A/N: First off, Spoilers through Season 4. Secondly, this is set in "Lucifer Rising" just a bit before Sam goes to kill Lilith. Other than that, enjoy!


For a moment, Sam wishes things could be normal. Not what most people think of as normal, the normal that comes from living in one town your whole life, with your mom and dad and big brother and white picket fence. He tried that kind of normal once, with Stanford and Jessica. He enjoyed it at the time, he thought, but now he can look back and see it for what it was, hollow. He knows now that he wasn't meant for that kind of normal, and any chance he might have had at it was lost the day he turned six months old.

No, what he wants isn't an apple pie kind of normal, but a kind of normal that goes with a life littered with shotgun shells and bags of salt, a Sam-and-Dean normal. He wants to stay in cheap motels and eat greasy diner food and drive long hours in the Impala. He wants to hunt vengeful spirits and Wendigos and maybe a vampire or two. He wants all demons to be solitary and selfish, all angels to be a matter of faith and for the only thing they have to worry about between monsters to be whether they have time to stop by Bobby's for a beer.

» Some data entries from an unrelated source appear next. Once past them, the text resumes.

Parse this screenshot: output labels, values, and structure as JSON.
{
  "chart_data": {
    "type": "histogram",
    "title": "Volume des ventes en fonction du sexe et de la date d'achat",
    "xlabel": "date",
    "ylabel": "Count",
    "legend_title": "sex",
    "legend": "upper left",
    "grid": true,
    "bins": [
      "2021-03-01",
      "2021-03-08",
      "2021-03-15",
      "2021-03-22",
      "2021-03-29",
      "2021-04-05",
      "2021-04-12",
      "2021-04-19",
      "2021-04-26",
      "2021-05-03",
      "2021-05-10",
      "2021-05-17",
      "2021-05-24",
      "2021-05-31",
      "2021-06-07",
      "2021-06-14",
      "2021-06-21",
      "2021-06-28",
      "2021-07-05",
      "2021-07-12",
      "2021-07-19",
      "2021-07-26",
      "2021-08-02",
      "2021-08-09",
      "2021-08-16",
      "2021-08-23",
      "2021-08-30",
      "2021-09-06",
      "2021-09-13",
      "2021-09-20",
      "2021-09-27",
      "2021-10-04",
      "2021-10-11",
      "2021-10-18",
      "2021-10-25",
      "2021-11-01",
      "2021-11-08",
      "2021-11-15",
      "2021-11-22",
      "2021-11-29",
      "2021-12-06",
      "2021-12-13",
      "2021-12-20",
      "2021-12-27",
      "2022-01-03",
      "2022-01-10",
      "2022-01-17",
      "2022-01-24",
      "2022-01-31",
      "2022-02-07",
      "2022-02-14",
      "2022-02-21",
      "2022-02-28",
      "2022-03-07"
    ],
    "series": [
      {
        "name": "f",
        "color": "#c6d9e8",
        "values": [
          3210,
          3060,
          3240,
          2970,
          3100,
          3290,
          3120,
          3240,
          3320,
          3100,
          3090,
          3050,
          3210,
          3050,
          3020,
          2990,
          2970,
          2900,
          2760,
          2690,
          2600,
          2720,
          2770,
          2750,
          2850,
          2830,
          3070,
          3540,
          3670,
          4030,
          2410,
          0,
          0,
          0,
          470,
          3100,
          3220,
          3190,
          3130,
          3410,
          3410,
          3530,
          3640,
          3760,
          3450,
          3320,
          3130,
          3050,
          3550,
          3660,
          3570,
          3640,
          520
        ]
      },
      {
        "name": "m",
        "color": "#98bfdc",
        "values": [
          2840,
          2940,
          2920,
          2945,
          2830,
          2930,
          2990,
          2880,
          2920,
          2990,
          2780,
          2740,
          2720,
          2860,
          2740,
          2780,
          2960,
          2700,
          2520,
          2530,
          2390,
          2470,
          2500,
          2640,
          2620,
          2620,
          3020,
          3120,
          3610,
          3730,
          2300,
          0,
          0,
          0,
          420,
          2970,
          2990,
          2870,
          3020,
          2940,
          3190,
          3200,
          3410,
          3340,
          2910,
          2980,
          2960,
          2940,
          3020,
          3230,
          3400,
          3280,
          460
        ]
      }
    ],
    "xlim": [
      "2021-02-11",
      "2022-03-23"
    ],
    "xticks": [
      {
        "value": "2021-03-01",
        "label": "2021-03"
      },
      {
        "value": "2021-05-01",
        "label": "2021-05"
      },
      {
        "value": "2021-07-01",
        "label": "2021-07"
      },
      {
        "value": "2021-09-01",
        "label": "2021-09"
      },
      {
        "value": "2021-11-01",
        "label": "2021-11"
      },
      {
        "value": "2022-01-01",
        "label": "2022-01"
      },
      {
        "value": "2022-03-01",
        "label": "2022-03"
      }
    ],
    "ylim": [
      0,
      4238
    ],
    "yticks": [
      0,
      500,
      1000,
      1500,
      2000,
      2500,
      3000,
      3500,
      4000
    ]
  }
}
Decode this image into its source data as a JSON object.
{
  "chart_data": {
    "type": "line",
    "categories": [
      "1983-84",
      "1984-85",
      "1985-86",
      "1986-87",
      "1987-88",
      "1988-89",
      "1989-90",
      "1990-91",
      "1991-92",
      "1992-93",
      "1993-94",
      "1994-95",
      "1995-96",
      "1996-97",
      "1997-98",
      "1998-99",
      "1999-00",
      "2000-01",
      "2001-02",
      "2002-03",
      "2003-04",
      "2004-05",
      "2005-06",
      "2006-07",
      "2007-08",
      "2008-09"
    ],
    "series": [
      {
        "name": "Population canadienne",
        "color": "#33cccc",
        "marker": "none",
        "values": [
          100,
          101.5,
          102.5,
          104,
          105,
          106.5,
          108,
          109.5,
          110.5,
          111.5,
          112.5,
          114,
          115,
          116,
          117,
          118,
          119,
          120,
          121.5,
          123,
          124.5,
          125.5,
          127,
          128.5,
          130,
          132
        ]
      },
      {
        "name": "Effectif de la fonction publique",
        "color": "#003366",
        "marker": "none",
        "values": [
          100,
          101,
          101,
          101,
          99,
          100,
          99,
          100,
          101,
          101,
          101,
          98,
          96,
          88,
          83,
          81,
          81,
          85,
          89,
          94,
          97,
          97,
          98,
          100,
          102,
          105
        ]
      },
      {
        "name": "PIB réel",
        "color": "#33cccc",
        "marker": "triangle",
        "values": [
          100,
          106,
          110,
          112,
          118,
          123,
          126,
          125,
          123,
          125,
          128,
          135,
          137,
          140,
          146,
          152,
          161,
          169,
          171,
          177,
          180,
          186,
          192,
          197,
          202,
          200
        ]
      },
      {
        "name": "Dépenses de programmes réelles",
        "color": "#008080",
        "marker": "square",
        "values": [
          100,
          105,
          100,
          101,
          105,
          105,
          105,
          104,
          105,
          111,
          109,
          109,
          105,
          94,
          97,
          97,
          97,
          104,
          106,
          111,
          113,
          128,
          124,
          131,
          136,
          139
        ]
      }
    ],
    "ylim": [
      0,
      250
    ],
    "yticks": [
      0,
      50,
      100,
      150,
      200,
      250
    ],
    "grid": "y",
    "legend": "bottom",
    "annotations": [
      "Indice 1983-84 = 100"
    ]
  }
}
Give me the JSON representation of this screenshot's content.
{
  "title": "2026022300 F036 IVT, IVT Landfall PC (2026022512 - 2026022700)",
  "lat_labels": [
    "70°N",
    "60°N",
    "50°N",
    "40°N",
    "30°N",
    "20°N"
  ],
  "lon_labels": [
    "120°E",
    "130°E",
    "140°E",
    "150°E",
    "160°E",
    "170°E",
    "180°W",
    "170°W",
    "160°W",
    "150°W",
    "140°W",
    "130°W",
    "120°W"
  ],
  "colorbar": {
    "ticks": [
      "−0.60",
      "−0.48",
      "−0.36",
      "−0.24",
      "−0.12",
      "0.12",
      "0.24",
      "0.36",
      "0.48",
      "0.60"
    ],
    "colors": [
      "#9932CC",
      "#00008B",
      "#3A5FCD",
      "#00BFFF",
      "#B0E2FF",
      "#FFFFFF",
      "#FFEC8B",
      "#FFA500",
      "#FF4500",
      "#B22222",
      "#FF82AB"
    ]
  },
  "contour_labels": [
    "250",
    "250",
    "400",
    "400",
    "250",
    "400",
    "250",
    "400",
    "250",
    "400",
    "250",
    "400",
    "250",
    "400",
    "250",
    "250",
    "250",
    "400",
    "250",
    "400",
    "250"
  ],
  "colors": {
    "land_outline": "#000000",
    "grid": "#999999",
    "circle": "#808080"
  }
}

He wants all of that, but he would trade it all to get back the trust, implicit and total, between him and Dean that somehow, in the midst of all this crap, got left at the wayside. He misses not having to worry how he's going to get through this one alive because he knows Dean will always be there to save him. He misses knowing that, no matter what he does or says, Dean won't ever think less of him. He misses believing that there was nothing in the world that could possibly go wrong that they couldn't set right again together. He misses telling each other everything because there's no need for secrets from your family. And most of all he misses the way Dean's eyes used to shine with pride and absolute certainty, declaring to the world that this was his little brother Sammy, the best one of any of us.

Whatever else Dean might think of him now, Sam isn't stupid. He knows he can't have all of that back, hell some of it he never even had in the first place. Some of it he knows never really happened except in the rose-tinted memories of "the better days." He knows that some of it he might have had at one point, but the world's changed too much between "now" and "before" for him to ever have another chance at it. And some of it he knows he'll never get back because he gave it up, sacrificed his own happiness for other people and for Dean.

He can't help the small smirk of amusement in response to that thought, because if sacrifice doesn't count as a Sam-and-Dean normal, he doesn't know what does. So, for a moment, Sam closes his eyes and clings to the small bit of normal he has left. Then the moment's past, and he opens them again and drinks.